The dataset contains 34.000 pairs.
To solve this, I use a character based tokenizer to transform text into integers:
tokenizer = keras.preprocessing.text.Tokenizer(filters='', char_level=True, oov_token="|")
I use an LSTM encoder-decoder model and I expect it, to reach an perfect accuracy, since the dependency between X and Y can be solved perfectly.
However, I reach up to an maximum of 72% of accuracy. Even worse, the accuracy is only reaching that much, because the padding is generated well. E.g. most of the Y values are pretty short and are therefore padded. So 12.02.2001
becomes e.g. ||||||||||||||||||||12.02.2001
. So the model learns well to generate the padding token, but not the expected value.
This is the model structure I used at my latest test:
from tensorflow.keras.layers import Concatenate
encoder_inputs = keras.layers.Input(batch_input_shape=[32,None], dtype=np.int32)
decoder_inputs = keras.layers.Input(batch_input_shape=[32,None], dtype=np.int32)
embeddings = keras.layers.Embedding(vocab_size, 1)
encoder_embeddings = embeddings(encoder_inputs)
decoder_embeddings = embeddings(decoder_inputs)
encoder_0 = keras.layers.Dense(128)(encoder_embeddings)
encoder_0d = keras.layers.Dropout(0.4)(encoder_0)
encoder_0_1 = keras.layers.Dense(256)(encoder_0d)
encoder_0_1d = keras.layers.Dropout(0.2)(encoder_0_1)
encoder_0_2 = keras.layers.Dense(128)(encoder_0_1d)
encoder_0_2d = keras.layers.Dropout(0.05)(encoder_0_2)
encoder_0_3 = keras.layers.Dense(64)(encoder_0_2d)
encoder_1 = keras.layers.LSTM(64, return_state=True, return_sequences=True, recurrent_dropout=0.2)
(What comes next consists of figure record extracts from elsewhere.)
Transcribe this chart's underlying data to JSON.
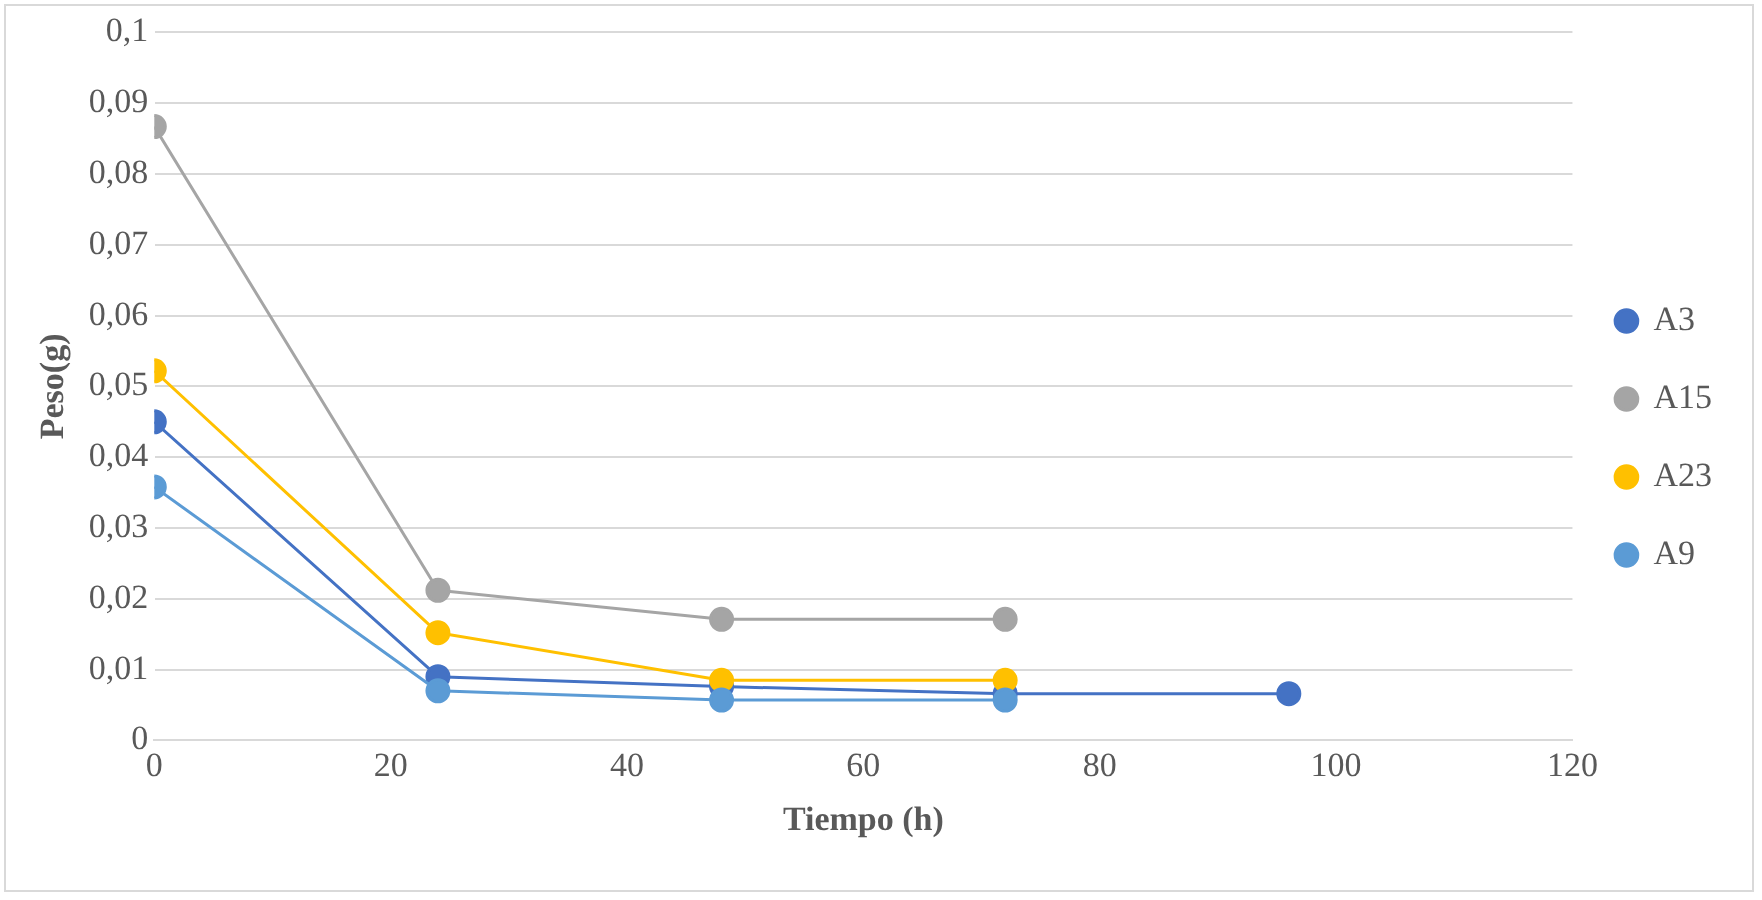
{
  "chart_data": {
    "type": "line",
    "xlabel": "Tiempo (h)",
    "ylabel": "Peso(g)",
    "xlim": [
      0,
      120
    ],
    "xticks": [
      0,
      20,
      40,
      60,
      80,
      100,
      120
    ],
    "ylim": [
      0,
      0.1
    ],
    "yticks": [
      0,
      {
        "value": 0.01,
        "label": "0,01"
      },
      {
        "value": 0.02,
        "label": "0,02"
      },
      {
        "value": 0.03,
        "label": "0,03"
      },
      {
        "value": 0.04,
        "label": "0,04"
      },
      {
        "value": 0.05,
        "label": "0,05"
      },
      {
        "value": 0.06,
        "label": "0,06"
      },
      {
        "value": 0.07,
        "label": "0,07"
      },
      {
        "value": 0.08,
        "label": "0,08"
      },
      {
        "value": 0.09,
        "label": "0,09"
      },
      {
        "value": 0.1,
        "label": "0,1"
      }
    ],
    "grid": "y",
    "legend": "right",
    "marker": "circle",
    "line_style": "solid",
    "series": [
      {
        "name": "A3",
        "color": "#4472c4",
        "x": [
          0,
          24,
          48,
          72,
          96
        ],
        "values": [
          0.045,
          0.009,
          0.0076,
          0.0066,
          0.0066
        ]
      },
      {
        "name": "A15",
        "color": "#a5a5a5",
        "x": [
          0,
          24,
          48,
          72
        ],
        "values": [
          0.0867,
          0.0212,
          0.0171,
          0.0171
        ]
      },
      {
        "name": "A23",
        "color": "#ffc000",
        "x": [
          0,
          24,
          48,
          72
        ],
        "values": [
          0.0522,
          0.0152,
          0.0085,
          0.0085
        ]
      },
      {
        "name": "A9",
        "color": "#5b9bd5",
        "x": [
          0,
          24,
          48,
          72
        ],
        "values": [
          0.0358,
          0.007,
          0.0057,
          0.0057
        ]
      }
    ]
  }
}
encoder_lstm_bidirectional = keras.layers.Bidirectional(encoder_1)
encoder_output, state_h1, state_c1, state_h2, state_c2 = encoder_lstm_bidirectional(encoder_0_3)
encoder_state = [Concatenate()([state_h1, state_h2]), Concatenate()([state_c1, state_c2])]
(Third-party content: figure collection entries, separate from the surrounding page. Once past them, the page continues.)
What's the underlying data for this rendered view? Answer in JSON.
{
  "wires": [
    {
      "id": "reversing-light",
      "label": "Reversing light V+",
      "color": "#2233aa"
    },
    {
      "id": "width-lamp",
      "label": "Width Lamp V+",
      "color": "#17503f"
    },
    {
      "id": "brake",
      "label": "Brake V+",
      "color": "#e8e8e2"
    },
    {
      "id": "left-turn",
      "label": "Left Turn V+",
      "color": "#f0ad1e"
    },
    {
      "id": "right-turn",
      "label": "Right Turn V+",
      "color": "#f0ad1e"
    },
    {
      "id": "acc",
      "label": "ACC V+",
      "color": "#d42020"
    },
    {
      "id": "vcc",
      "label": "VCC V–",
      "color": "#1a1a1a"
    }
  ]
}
sampler = tfa.seq2seq.sampler.TrainingSampler()
decoder_cell = keras.layers.LSTMCell(64*2)
output_layer = keras.layers.Dense(vocab_size)
decoder = tfa.seq2seq.basic_decoder.BasicDecoder(decoder_cell, sampler, output_layer=output_layer)
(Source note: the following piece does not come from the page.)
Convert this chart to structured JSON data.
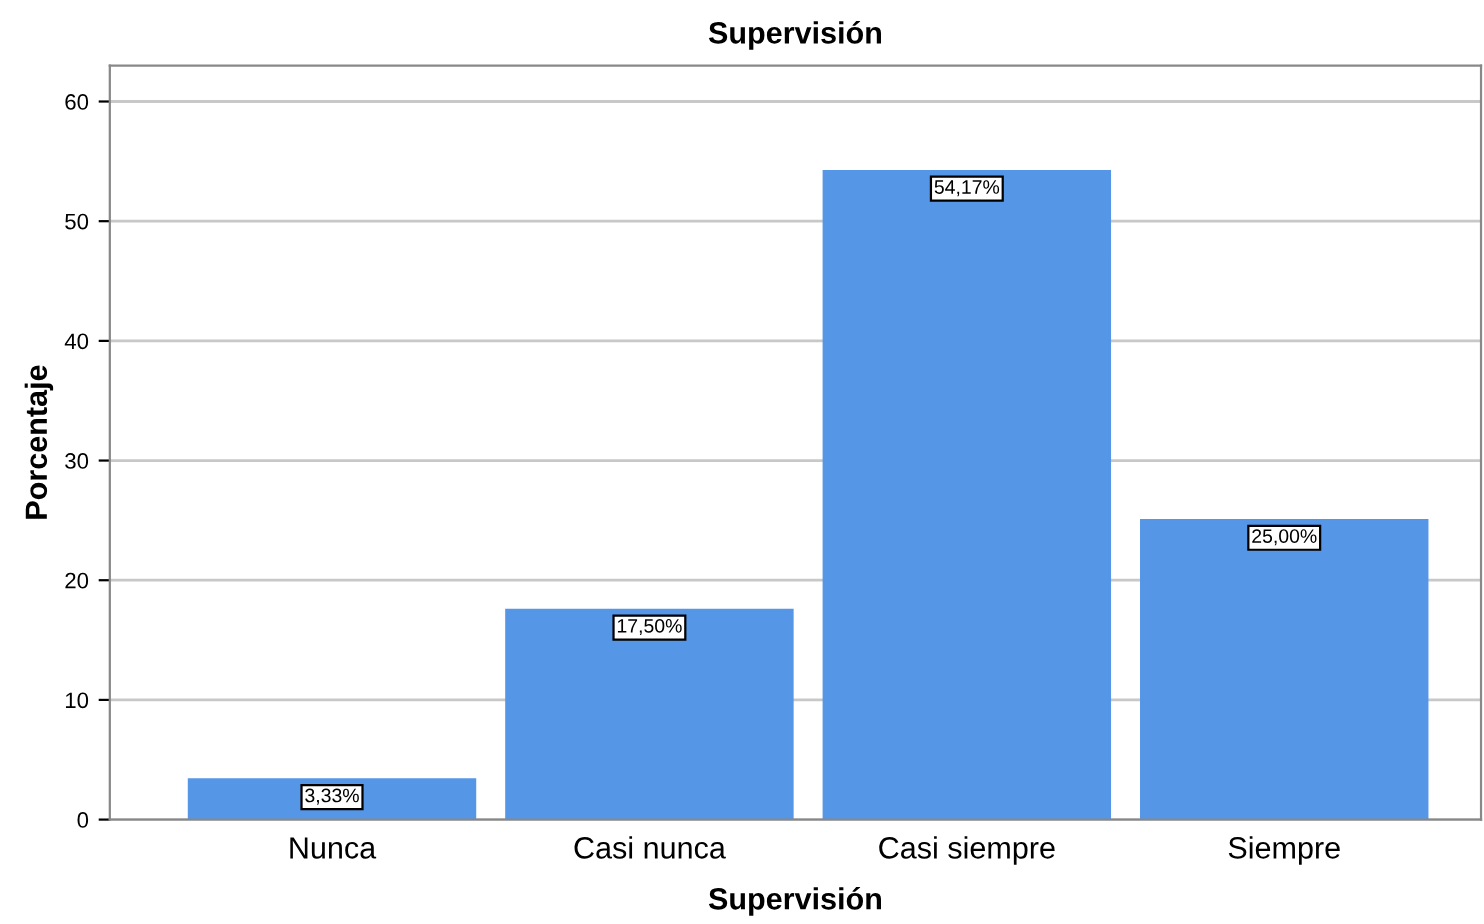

final_outputs, final_state, final_sequence_lengths = decoder(decoder_embeddings, initial_state=encoder_state,
sequence_length=[sequence_length], training=True)
y_proba = tf.nn.softmax(final_outputs.rnn_output)
model = keras.Model(inputs=[encoder_inputs, decoder_inputs], outputs=[y_proba])
If needed, I can deploy the whole notebook in github, but maybe there is a simple solution, I just did not see so far. Thanks for your help!